Kenyan McDuffie is purposing the African-American History and Inclusion Act of 2020.
“You’ve got world history. You got a D.C. history. You've got us government courses like that. This gives them opportunity to take courses, and something that I think will help to explain the cultural and racial relevancy of African-Americans to the United States,” McDuffie said.
McDuffie represents Ward 5. On Tuesday, he’s planning to propose the African American History and Inclusion act of 2020 to the rest of the council.
If passed, it wouldn’t add additional requirements to graduate but would allow students to choose to take African-American history courses and have access to teachers to help them understand the impacts of it.
“I think the more students learn about, you know, diversity about the contributions of African Americans to American history, I think the more rounded they’ll be upon graduation,” McDuffie said.
Dr.
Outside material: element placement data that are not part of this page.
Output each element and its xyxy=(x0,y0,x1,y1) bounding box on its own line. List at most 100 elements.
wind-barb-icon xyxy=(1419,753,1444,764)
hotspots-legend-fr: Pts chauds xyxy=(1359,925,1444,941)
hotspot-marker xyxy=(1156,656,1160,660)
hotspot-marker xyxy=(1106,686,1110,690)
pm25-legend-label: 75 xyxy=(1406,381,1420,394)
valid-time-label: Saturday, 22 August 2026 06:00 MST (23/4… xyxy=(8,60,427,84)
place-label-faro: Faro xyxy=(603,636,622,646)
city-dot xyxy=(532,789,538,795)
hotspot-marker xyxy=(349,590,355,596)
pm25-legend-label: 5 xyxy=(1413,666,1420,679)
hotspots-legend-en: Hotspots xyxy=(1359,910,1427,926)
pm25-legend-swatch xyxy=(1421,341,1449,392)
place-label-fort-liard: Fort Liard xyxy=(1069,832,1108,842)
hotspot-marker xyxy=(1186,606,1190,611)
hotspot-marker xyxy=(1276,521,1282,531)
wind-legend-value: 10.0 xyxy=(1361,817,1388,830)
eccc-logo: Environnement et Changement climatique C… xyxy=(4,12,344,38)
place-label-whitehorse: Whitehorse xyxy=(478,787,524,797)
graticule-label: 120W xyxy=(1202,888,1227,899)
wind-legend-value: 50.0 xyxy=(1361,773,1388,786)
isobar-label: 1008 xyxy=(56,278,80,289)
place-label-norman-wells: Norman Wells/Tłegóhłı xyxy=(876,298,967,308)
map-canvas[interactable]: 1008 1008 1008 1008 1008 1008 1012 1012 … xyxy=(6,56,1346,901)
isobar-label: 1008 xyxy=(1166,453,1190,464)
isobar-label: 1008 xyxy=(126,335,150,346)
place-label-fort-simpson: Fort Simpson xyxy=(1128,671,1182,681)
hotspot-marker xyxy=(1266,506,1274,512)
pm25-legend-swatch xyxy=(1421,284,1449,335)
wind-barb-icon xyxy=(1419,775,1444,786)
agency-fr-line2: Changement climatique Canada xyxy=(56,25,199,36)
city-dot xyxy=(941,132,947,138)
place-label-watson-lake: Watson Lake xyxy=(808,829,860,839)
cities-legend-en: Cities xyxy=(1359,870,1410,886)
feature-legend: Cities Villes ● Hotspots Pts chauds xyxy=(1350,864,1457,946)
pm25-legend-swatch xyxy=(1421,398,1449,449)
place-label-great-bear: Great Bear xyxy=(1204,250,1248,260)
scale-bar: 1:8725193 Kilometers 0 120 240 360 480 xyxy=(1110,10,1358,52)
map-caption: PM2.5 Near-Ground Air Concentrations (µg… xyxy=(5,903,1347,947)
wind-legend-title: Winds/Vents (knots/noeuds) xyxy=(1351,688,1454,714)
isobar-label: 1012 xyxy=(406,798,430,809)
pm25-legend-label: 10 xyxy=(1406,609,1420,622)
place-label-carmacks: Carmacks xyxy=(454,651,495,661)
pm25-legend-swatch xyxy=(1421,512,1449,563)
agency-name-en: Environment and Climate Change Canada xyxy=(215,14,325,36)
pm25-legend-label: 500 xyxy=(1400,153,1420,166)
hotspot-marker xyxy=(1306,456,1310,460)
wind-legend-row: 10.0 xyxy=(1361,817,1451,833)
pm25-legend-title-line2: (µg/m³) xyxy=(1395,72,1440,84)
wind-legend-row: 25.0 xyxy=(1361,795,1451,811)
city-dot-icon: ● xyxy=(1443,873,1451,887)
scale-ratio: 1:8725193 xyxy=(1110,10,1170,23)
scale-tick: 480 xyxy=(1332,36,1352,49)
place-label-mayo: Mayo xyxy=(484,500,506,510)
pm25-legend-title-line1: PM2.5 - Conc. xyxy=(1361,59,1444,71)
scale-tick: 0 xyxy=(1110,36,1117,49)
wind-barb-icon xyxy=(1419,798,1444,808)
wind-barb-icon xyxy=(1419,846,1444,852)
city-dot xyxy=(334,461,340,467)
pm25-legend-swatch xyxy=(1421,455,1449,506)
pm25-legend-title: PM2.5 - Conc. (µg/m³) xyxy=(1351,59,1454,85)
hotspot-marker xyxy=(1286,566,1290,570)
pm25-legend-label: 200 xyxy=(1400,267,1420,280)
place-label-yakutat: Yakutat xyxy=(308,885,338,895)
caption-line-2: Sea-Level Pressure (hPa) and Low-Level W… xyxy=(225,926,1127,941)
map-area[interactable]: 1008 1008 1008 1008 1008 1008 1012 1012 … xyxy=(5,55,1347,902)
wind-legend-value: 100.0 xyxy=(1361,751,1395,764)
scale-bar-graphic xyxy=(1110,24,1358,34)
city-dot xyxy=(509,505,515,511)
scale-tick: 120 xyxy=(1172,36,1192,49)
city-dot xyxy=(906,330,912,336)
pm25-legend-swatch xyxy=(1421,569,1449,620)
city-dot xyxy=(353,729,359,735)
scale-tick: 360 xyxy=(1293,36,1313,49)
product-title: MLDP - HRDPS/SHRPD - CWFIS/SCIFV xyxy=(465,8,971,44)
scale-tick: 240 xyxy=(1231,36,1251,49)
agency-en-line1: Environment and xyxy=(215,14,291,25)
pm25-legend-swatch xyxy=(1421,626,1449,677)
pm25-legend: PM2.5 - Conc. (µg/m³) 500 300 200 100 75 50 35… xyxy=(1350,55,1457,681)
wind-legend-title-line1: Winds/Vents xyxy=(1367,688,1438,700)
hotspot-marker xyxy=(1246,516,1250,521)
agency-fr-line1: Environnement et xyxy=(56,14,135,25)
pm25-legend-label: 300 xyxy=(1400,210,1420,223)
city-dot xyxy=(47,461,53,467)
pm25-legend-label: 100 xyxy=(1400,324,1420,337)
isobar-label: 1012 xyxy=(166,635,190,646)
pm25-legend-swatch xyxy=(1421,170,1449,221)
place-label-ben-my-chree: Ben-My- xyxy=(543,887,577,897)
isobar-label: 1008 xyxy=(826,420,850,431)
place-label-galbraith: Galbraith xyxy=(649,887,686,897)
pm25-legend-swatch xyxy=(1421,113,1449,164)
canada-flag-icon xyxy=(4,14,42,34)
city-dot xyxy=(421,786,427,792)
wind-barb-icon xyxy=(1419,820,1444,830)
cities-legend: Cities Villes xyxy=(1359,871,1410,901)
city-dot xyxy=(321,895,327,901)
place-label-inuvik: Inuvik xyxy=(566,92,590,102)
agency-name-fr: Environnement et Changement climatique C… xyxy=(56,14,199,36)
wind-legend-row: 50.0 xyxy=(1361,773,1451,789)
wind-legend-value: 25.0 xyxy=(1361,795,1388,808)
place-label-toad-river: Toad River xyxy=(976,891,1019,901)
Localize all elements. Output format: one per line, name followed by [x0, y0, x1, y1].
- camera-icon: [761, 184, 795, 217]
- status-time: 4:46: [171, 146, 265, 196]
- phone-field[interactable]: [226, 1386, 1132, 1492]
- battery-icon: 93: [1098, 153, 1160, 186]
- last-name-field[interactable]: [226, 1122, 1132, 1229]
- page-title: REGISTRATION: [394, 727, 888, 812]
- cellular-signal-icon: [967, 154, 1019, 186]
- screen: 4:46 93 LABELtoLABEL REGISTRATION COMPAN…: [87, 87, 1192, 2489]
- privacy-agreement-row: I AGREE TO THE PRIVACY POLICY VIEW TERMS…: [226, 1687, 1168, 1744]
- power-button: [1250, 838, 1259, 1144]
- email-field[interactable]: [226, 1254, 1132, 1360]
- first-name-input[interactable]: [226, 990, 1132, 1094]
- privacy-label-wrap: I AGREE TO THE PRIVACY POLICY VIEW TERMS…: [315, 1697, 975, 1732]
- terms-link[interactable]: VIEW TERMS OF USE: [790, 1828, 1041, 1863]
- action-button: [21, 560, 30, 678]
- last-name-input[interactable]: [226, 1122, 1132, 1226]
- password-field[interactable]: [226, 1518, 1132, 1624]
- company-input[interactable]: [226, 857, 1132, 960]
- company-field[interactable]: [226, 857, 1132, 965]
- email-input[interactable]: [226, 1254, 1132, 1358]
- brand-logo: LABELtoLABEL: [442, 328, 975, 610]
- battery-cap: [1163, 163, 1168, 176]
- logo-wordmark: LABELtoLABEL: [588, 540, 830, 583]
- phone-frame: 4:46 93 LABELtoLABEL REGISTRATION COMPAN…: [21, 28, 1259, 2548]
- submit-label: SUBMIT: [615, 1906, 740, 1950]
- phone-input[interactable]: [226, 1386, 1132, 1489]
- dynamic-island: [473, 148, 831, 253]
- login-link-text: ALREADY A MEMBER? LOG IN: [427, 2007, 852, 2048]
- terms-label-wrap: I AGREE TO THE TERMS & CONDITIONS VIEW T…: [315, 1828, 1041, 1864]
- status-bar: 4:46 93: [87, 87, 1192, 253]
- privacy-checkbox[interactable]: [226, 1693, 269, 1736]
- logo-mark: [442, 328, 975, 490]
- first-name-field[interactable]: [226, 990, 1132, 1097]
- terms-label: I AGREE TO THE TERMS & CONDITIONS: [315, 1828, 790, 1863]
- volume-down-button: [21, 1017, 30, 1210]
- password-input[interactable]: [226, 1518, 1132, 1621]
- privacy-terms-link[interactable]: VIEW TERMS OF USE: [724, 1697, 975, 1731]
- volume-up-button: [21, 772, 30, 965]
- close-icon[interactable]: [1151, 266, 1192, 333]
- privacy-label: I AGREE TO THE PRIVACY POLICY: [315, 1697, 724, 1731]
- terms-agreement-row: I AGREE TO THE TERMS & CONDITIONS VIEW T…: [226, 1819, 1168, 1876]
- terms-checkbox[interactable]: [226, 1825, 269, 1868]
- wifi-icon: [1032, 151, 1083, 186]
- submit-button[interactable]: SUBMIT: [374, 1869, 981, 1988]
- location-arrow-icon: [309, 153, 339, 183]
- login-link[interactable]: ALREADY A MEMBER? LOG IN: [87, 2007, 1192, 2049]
Greg Carr, chair of Afro-American studies at Howard University, said he’s previously worked with the City of Philadelphia to implement a similar curriculum, and now he’s working directly with McDuffie.
“What we hope to see is that students, and not just students to the students, the parents in the community really gain a deeper awareness of the interconnectedness of humanity of the contribution of African people to World History, not only American history, and finally to the sense of the possible going forward,” Carr said.
These kids are just starting out their educational journey. McDuffie hopes by the time they get to high school, things will have changed.
“We have more in common than we have differences,” McDuffie said.
The bill must go through a number of committees before D.C. Council votes.
Seven votes will be needed in order for it to become law.